13 NOVEMBER 1886, Page 3

Sir James Bacon, "the last of the Vice-Chancellors," retired on

Wednesday, at the great age of eighty-eight, but none the less in full possession of his judicial faculties, as his admirable speech in replying to Sir R. Webster's graceful address suffi- ciently shows. Sir R. Webster had remarked that the retiring Vice-Chancellor had never shown himself jealous of change, but had assisted his younger colleagues heartily in carrying out the many changes of recent years ; and the Vice-Chancellor, in reply, testified with the utmost cordiality to the great improvements which the altered system had introduced.

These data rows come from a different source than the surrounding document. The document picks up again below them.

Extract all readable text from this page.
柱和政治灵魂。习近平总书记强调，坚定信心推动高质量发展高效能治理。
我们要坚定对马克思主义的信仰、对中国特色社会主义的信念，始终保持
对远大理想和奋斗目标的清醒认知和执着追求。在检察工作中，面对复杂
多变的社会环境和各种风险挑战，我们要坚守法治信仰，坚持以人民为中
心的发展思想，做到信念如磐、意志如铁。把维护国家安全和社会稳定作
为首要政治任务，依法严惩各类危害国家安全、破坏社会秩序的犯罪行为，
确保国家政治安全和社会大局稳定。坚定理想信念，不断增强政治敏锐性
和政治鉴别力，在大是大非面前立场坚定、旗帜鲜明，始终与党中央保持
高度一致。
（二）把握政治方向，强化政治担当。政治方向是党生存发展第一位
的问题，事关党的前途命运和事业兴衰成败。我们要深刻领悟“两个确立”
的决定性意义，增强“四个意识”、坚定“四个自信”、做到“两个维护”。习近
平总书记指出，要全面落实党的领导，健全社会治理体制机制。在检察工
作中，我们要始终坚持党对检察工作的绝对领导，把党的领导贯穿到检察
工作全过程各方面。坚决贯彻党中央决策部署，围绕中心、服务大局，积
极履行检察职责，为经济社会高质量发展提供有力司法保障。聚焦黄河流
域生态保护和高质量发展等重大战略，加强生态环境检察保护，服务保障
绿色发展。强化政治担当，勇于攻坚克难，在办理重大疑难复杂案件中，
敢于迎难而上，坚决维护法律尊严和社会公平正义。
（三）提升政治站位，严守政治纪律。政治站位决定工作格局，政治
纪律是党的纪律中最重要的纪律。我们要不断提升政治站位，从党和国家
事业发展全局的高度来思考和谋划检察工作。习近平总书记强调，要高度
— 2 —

He is evidently no laudator temporis acti, and yet he has much to be proud of in his own work,—and this is very apt to incline an ordinary Man who feels that his career is over, to magnify the victories of the past, and to depreciate the victories of the present. "Of your Lordship's judgments," said the Attorney-General, "we feel that they will ever live as models of the English language, and monuments of the great power and grasp which your Lordship

has had over facts,—not surpassed, perhaps, by any of the Judges • who have hitherto filled your Lordship's office." Probably it

takes a man of some original power not to be a panegyrist of the past and a depreciator of the present. Sir James Bacon knew well how the work to be done had grown, and it shows his serenity of mind that he could recognise quite cordially, how the power to do it had grown with the work.